Elisabeth Semel

What the ruling on California’s death penalty means

Elisabeth Semel interviewed by Uprising Radio, July 18, 2014

“The delays are fundamentally, primarily, the function of the state’s inability to move these cases any more quickly. The process is arbitrary; there is no rational distinction between individuals who are ultimately executed and those who are not—and instead spend twenty-five plus years on death row—and that in essence violates the 8th amendment’s prohibition on cruel and unusual punishment.”

Federal judge rules California death penalty unconstitutional

Elisabeth Semel quoted in Los Angeles Times, July 16, 2014

Elisabeth Semel … described Wednesday’s decision as “unprecedented in the modern death penalty in California.” “This is an issue that has been discussed in California for decades,” she said. “What he did is both amass and synthesize what [this means] in the context of the 8th Amendment.”

California death penalty ruled unconstitutional

Elisabeth Semel interviewed by Capital Public Radio, July 16, 2014

“If the system is arbitrary, then it doesn’t serve the legitimate purposes of capital punishment, at least as the U.S. Supreme Court has declared them,” she says. “It doesn’t deter, and it doesn’t serve the purpose of retribution.”

Why Oklahoma matters in California

Elisabeth Semel writes for Daily Journal, May 9, 2014 (subscription required)

Those who are chomping at the bit for California to resume executions would do well to pay heed not only to last week’s debacle in Oklahoma, but also to the botched executions that took place in other states over the past few months.

Oklahoma execution nightmare shines light on California policies

Elisabeth Semel quoted in San Francisco Chronicle, May 1, 2014

Elizabeth Semel … agreed that California is less secretive than Oklahoma. But with a dwindling supply of execution drugs, she said, prison officials in other states have resorted to non-FDA chemicals or compound drugs whose manufacturers are reluctant to be identified. “The less reliable the source of chemicals, the greater the need to know who is manufacturing them and what their composition is,” as the Oklahoma execution illustrates, she said.

A question of bias in jury selection

Elisabeth Semel quoted in the Sacramento Bee, January 5, 2014
Semel says the [clinic] brief urges the court “to ultimately decide that when a trial court rejects a Batson objection, the court must explain on the record that it has evaluated all the circumstances related to the issue of discrimination. If a trial judge fails to do so, a reviewing court should not accept the trial court’s unexplained ruling.”

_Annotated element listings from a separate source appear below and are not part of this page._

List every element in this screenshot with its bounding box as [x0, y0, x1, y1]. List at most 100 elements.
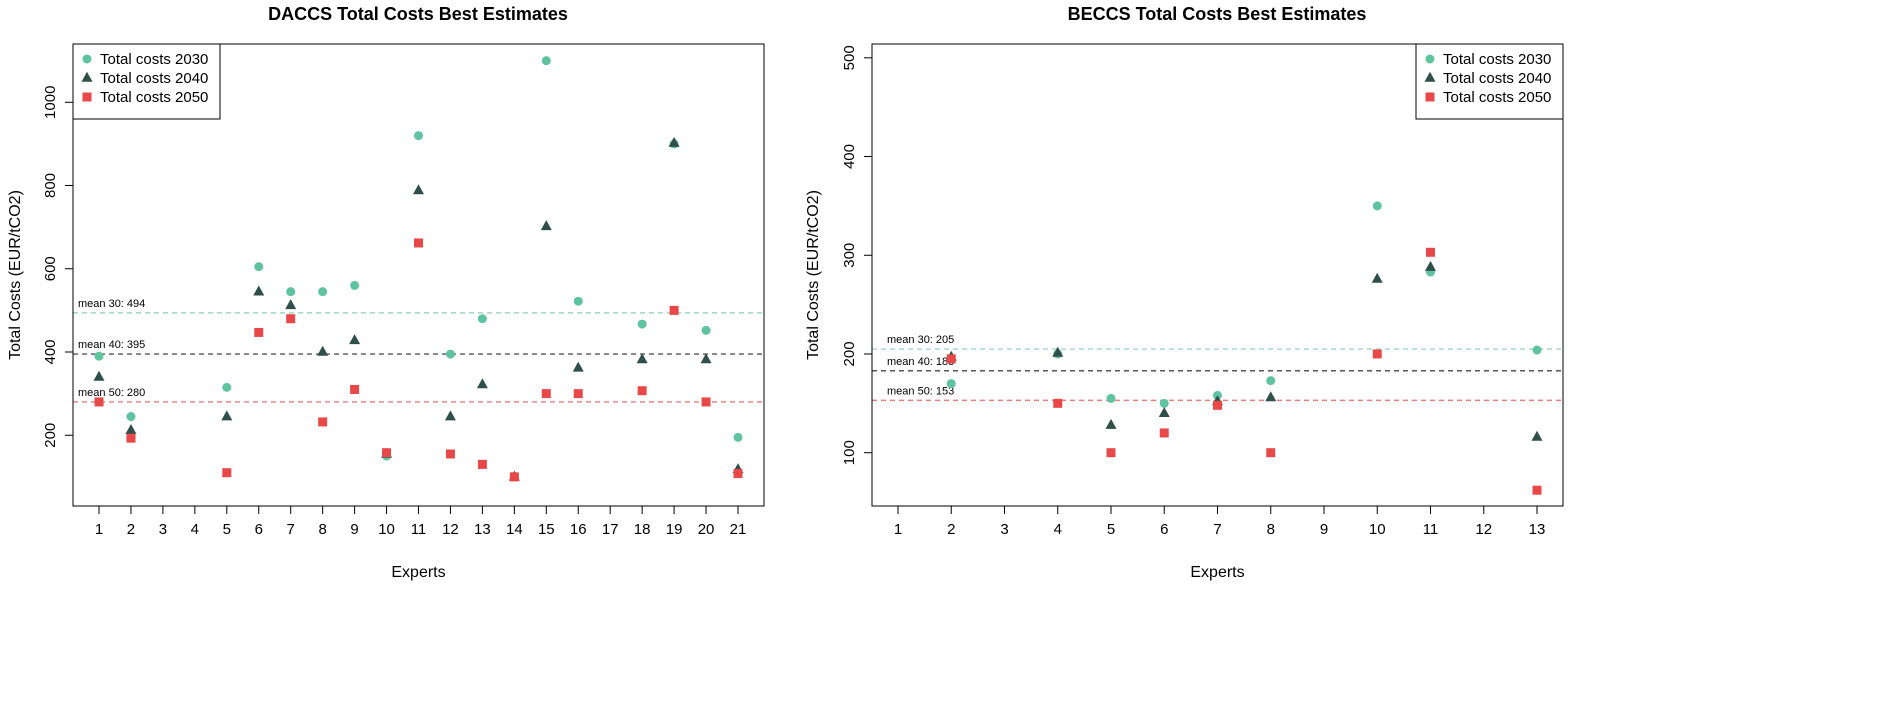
x-tick-label: 5	[223, 521, 231, 538]
x-tick-label: 2	[947, 521, 955, 538]
legend: Total costs 2030 Total costs 2040 Total co…	[72, 43, 221, 120]
y-tick-label: 400	[841, 144, 858, 169]
data-point-triangle	[317, 345, 329, 356]
data-point-circle	[1159, 398, 1169, 408]
data-point-square	[946, 354, 956, 364]
y-tick-label: 600	[42, 256, 59, 281]
data-point-square	[1053, 398, 1063, 408]
data-point-circle	[414, 131, 423, 141]
data-point-circle	[1106, 393, 1116, 403]
series-3	[94, 238, 743, 482]
data-point-triangle	[1265, 391, 1277, 402]
data-point-circle	[541, 56, 551, 66]
legend-marker-triangle	[81, 71, 93, 82]
x-tick-label: 20	[698, 521, 715, 538]
data-point-circle	[350, 280, 360, 290]
data-point-circle	[222, 382, 232, 392]
data-point-triangle	[700, 353, 712, 364]
data-point-circle	[1532, 345, 1542, 355]
data-point-triangle	[1531, 430, 1543, 441]
series-3	[946, 247, 1542, 495]
data-point-square	[1213, 400, 1222, 410]
data-point-square	[669, 305, 679, 315]
x-tick-label: 2	[127, 521, 135, 538]
x-tick-label: 7	[1213, 521, 1221, 538]
data-point-square	[318, 417, 328, 427]
data-point-square	[1426, 247, 1435, 257]
x-tick-label: 9	[350, 521, 358, 538]
x-tick-label: 4	[1054, 521, 1062, 538]
x-axis-label: Experts	[391, 564, 445, 581]
x-tick-label: 13	[1529, 521, 1546, 538]
data-point-triangle	[444, 410, 456, 421]
x-axis-label: Experts	[1190, 564, 1244, 581]
x-tick-label: 6	[255, 521, 263, 538]
series-1	[946, 201, 1542, 408]
data-point-triangle	[1425, 260, 1436, 271]
data-point-square	[509, 472, 519, 482]
data-point-triangle	[93, 370, 105, 381]
x-tick-label: 4	[191, 521, 199, 538]
data-point-square	[445, 449, 455, 459]
data-point-square	[1106, 448, 1116, 458]
data-point-square	[126, 433, 136, 443]
x-tick-label: 1	[95, 521, 103, 538]
legend-entry: Total costs 2050	[100, 89, 208, 106]
data-point-triangle	[636, 353, 648, 364]
data-point-square	[94, 397, 104, 407]
legend-marker-triangle	[1424, 71, 1436, 82]
data-point-triangle	[668, 136, 680, 147]
x-tick-label: 14	[506, 521, 523, 538]
data-point-circle	[1266, 376, 1276, 386]
mean-label-2: mean 40: 395	[78, 339, 145, 351]
data-point-circle	[254, 262, 264, 272]
legend-entry: Total costs 2040	[100, 70, 208, 87]
x-tick-label: 1	[894, 521, 902, 538]
chart-title: DACCS Total Costs Best Estimates	[268, 4, 568, 24]
chart-panel-2: BECCS Total Costs Best Estimates mean 30:…	[805, 4, 1564, 581]
y-tick-label: 1000	[42, 86, 59, 119]
mean-label-3: mean 50: 280	[78, 387, 145, 399]
data-point-square	[701, 397, 711, 407]
y-tick-label: 300	[841, 243, 858, 268]
series-2	[93, 136, 744, 481]
data-point-square	[541, 389, 551, 399]
data-point-triangle	[1052, 346, 1064, 357]
mean-label-2: mean 40: 183	[887, 356, 954, 368]
legend: Total costs 2030 Total costs 2040 Total co…	[1415, 43, 1564, 120]
series-1	[94, 56, 743, 482]
data-point-circle	[946, 379, 956, 389]
y-tick-label: 100	[841, 440, 858, 465]
chart-panel-1: DACCS Total Costs Best Estimates mean 30:…	[7, 4, 765, 581]
data-point-triangle	[349, 334, 361, 345]
y-tick-label: 200	[841, 341, 858, 366]
legend-marker-circle	[82, 54, 92, 64]
mean-label-1: mean 30: 494	[78, 298, 145, 310]
data-point-circle	[573, 296, 583, 306]
data-point-square	[1372, 349, 1382, 359]
x-tick-label: 6	[1160, 521, 1168, 538]
data-point-circle	[318, 287, 328, 297]
x-tick-label: 10	[1369, 521, 1386, 538]
chart-title: BECCS Total Costs Best Estimates	[1068, 4, 1367, 24]
data-point-square	[1266, 448, 1276, 458]
data-point-square	[414, 238, 423, 248]
data-point-triangle	[221, 410, 233, 421]
data-point-triangle	[540, 220, 552, 231]
x-tick-label: 7	[287, 521, 295, 538]
y-tick-label: 500	[841, 45, 858, 70]
data-point-triangle	[1371, 272, 1383, 283]
data-point-circle	[94, 351, 104, 361]
data-point-circle	[1372, 201, 1382, 211]
mean-label-3: mean 50: 153	[887, 385, 954, 397]
x-tick-label: 19	[666, 521, 683, 538]
data-point-triangle	[1158, 407, 1170, 418]
data-point-triangle	[253, 285, 265, 296]
x-tick-label: 3	[1000, 521, 1008, 538]
x-tick-label: 18	[634, 521, 651, 538]
data-point-triangle	[125, 424, 137, 435]
data-point-circle	[477, 314, 487, 324]
data-point-triangle	[1105, 418, 1117, 429]
data-point-square	[573, 389, 583, 399]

Use of race in peremptory challenges before justices

Elisabeth Semel quoted in National Law Journal, December 11, 2013 (registration required)

“I’m kind of a Batson wonk,” said Semel, who has filed amicus briefs not only in Williams’ case but in other Batson-related Supreme Court cases. “I knew about the [Williams] case before it was argued. When the opinion came down, I said to his lawyer, ‘If you’re interested, I’m interested in doing an amicus brief.’ He said yes.”

Tsarnaevs’ cousin avoids the spotlight

Elisabeth Semel quoted in POLITICO, May 3, 2013

“In a capital case where there’s more than one defendant-suspect, it’s always important to investigate what the relative roles of each of the actors was,” said Elisabeth Semel of the University of California Berkeley law school’s Death Penalty Clinic. She declined to comment on the specifics of the Tsarnaev case.